Question

The value of ${{\tan }^{-1}}1+{{\tan }^{-1}}2+{{\tan }^{-1}}3$ is
(a) 0
(b) 1
(c) $\pi $
(d) $-\pi $

Answer 1

Hint: Use the inverse trigonometric formula ${{\tan }^{-1}}x+{{\tan }^{-1}}y=\pi +{{\tan }^{-1}}\left( \dfrac{x+y}{1-xy} \right)$ if $xy>1$ and ${{\tan }^{-1}}\left( -x \right)= -{{\tan }^{-1}}x$ to simplify the given expression. Cancel out the common terms to calculate the exact value of the given trigonometric expression.
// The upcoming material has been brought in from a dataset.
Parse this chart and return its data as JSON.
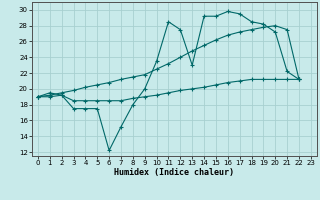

Complete step by step answer:
We have to calculate the value of ${{\tan }^{-1}}1+{{\tan }^{-1}}2+{{\tan }^{-1}}3$. We will simplify the given expression using the trigonometric identity.
We know the trigonometric identity for the inverse of tangent function ${{\tan }^{-1}}x+{{\tan }^{-1}}y=\pi +{{\tan }^{-1}}\left( \dfrac{x+y}{1-xy} \right)$ if $xy>1$.
Substituting $x=1,y=3$ in the above formula, we have ${{\tan }^{-1}}1+{{\tan }^{-1}}3=\pi +{{\tan }^{-1}}\left( \dfrac{1+3}{1-1\times 3} \right)$ as $1\times 3=3>1$.
Simplifying the above expression, we have ${{\tan }^{-1}}1+{{\tan }^{-1}}3=\pi +{{\tan }^{-1}}\left( \dfrac{1+3}{1-1\times 3} \right)=\pi +{{\tan }^{-1}}\left( \dfrac{4}{1-3} \right)=\pi +{{\tan }^{-1}}\left( \dfrac{4}{-2} \right)=\pi +{{\tan }^{-1}}\left( -2 \right).....\left( 1 \right)$.
Using equation (1), we can rewrite the given trigonometric expression as ${{\tan }^{-1}}1+{{\tan }^{-1}}2+{{\tan }^{-1}}3={{\tan }^{-1}}2+\pi +{{\tan }^{-1}}\left( -2 \right).....\left( 2 \right)$.
We know the trigonometric identity ${{\tan }^{-1}}\left( -x \right) = -{{\tan }^{-1}}x$.
Substituting $x=2$ in the above equation, we have ${{\tan }^{-1}}\left( -2 \right)=-{{\tan }^{-1}}2.....\left( 3 \right)$.
Substituting equation (3) in equation (2), we have ${{\tan }^{-1}}1+{{\tan }^{-1}}2+{{\tan }^{-1}}3={{\tan }^{-1}}2+\pi +{{\tan }^{-1}}\left( -2 \right)={{\tan }^{-1}}2+\pi -{{\tan }^{-1}}2$.
Simplifying the above expression, we have ${{\tan }^{-1}}1+{{\tan }^{-1}}2+{{\tan }^{-1}}3={{\tan }^{-1}}2+\pi -{{\tan }^{-1}}2=\pi $.
Hence, the value of the trigonometric expression ${{\tan }^{-1}}1+{{\tan }^{-1}}2+{{\tan }^{-1}}3$ is $\pi $, which is option (c).
Trigonometric functions are real functions that relate any angle of a right-angled triangle to the ratios of any two of its sides. The widely used trigonometric functions are sine, cosine, and tangent. However, we can also use their reciprocals, i.e., cosecant, secant, and cotangent. We can use geometric definitions to express the value of these functions on various angles using unit circle (circle with radius 1). We also write these trigonometric functions as infinite series or as solutions to differential equations. Thus, allowing us to expand the domain of these functions from the real line to the complex plane.

Note: One must be careful while using the inverse trigonometric formula ${{\tan }^{-1}}x+{{\tan }^{-1}}y=\pi +{{\tan }^{-1}}\left( \dfrac{x+y}{1-xy} \right)$ if $xy>1$ as the formula shows different natures for different values of xy. We can also solve this question by calculating the value of each of the terms and then substituting it in the given expression.